Paper ID: 1418
Title: A Bayesian Framework for Modeling Confidence in Perceptual Decision Making
Current Reviews

Submitted by Assigned_Reviewer_1

Q1: Comments to author(s). First provide a summary of the paper, and then address the following criteria: Quality, clarity, originality and significance. (For detailed reviewing guidelines, see
Major issues:

1. Too many technical details for simulations are missing-e.g., sure rewards, cost of sampling, discount factor.

2. The assumption that the decision maker knows the possible states (coherences) seems entirely unrealistic for the usual experimental scenario, where that information is not provided. As noted on line 256, coherence is observable to the experimenter, but not to the subject.

3. The paper stakes the claim that the POMDP model is better than a DDM, but no comparisons are actually made.

4. The logic of using two POMDPs (with and without the environment model) as models for accuracy and confidence was not clear to me.

5. The virtues of normativity for modeling human behaviour are not adequately defended here. Why would normativity be good in and of itself?

6. Does the model make any clear, testable predictions? I don't see any adduced here-only fits to the existing data.

Smaller bits.

-The figures were very hard to read. The lines were thin and dots tiny. The modeling plots should strive to be like the data plots (e.g., 1A, 3A, 6A). Also, the legend should appear with each plot. - What temporal dynamics cannot be captured by a DDM (implied on line 55). -line 79, trial (not trail). also in caption to Fig 4. -line 140. goal is maximizing expected discounted reward (not total) -line 208. actions ... are -Fig 5 was entirely unreadable. -The data in Fig 6 (sacc end point) do not match the supposed dependent variable (confidence).
Q2: Please summarize your review in 1-2 sentences
This paper presents a POMDP model of confidence judgments in decision making. The simulations, however, are vaguely described and the case for how this model compares with existing approaches is not strong.

Submitted by Assigned_Reviewer_2

Q1: Comments to author(s). First provide a summary of the paper, and then address the following criteria: Quality, clarity, originality and significance. (For detailed reviewing guidelines, see
The authors' model confidence data from two experiments (conducted by others and previously published in the scientific literature) using a POMDP. In both experiments, subjects saw a random-dot kinematogram on each trial and made a binary choice about the dominant motion direction. The first experiment used monkeys as subjects and stimuli had a fixed duration. The second experiment used people as subjects and stimuli continued until a subject made a response. The paper reports that the POMDP model does a good job of fitting the experimental data, both the accuracy data and the confidence data.

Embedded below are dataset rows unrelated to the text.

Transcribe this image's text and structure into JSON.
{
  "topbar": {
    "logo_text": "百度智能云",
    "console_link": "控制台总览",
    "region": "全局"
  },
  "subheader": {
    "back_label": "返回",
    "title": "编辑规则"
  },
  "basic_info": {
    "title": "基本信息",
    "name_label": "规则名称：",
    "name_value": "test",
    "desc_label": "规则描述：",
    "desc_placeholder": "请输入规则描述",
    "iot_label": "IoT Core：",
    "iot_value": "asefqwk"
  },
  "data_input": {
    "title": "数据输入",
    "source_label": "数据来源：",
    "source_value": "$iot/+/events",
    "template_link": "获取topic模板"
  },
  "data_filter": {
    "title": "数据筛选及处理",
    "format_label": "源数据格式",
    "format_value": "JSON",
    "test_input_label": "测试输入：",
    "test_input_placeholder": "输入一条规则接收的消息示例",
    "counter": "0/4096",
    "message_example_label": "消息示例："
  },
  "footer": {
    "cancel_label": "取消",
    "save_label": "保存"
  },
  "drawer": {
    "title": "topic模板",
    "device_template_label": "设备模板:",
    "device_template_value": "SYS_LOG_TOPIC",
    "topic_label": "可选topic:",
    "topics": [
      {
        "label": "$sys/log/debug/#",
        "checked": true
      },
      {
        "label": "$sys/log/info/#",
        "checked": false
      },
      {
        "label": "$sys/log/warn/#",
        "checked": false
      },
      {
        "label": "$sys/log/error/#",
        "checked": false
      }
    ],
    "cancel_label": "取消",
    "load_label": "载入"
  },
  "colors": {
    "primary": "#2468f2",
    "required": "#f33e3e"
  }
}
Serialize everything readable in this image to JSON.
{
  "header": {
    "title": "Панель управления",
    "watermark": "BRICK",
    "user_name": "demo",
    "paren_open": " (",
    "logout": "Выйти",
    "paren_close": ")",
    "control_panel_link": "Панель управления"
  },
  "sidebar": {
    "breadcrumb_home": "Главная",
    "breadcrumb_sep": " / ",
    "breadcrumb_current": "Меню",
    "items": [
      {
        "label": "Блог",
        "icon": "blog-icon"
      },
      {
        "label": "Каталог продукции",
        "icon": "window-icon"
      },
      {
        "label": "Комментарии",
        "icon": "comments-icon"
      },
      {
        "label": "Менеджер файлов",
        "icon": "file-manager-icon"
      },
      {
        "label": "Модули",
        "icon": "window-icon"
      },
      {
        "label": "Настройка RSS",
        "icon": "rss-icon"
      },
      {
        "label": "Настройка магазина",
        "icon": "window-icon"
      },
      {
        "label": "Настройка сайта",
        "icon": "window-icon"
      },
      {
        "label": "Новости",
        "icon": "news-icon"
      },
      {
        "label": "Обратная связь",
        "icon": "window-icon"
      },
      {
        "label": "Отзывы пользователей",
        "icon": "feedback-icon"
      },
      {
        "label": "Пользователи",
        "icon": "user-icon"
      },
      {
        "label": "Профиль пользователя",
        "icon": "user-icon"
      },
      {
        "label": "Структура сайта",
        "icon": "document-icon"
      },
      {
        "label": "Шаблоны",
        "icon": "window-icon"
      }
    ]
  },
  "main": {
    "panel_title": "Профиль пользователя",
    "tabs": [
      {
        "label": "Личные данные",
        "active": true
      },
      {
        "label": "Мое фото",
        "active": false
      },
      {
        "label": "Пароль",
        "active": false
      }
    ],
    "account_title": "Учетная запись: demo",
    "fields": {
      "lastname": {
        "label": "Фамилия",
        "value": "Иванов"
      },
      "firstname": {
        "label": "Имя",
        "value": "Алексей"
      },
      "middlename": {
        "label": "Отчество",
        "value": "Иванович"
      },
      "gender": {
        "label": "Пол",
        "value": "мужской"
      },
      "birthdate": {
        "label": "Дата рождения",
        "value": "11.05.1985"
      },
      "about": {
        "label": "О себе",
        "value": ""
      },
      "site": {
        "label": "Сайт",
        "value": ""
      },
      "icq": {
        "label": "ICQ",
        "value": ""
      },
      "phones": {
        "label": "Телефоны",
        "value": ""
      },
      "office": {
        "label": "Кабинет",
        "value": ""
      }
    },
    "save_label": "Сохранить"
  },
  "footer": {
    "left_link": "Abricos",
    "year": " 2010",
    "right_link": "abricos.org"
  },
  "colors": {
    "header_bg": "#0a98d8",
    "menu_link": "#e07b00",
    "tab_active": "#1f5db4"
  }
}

I should start by stating that I know a bit about perceptual decision making and a (small) bit about POMDPs but I am unfamiliar with the application of POMDPs to perceptual decision making. The paper reports that this is the first time that a POMDP has been used to model confidence data in a perceptual decision making task. I'll take the authors' word on this.

Taken as a whole, I have a positive opinion of this manuscript. I very much like the problem studied here (modeling confidence data in perceptual decision making) and I like the idea of applying a POMDP to this data. The fit to the experimental data is qualitatively good (though quantitatively mediocre).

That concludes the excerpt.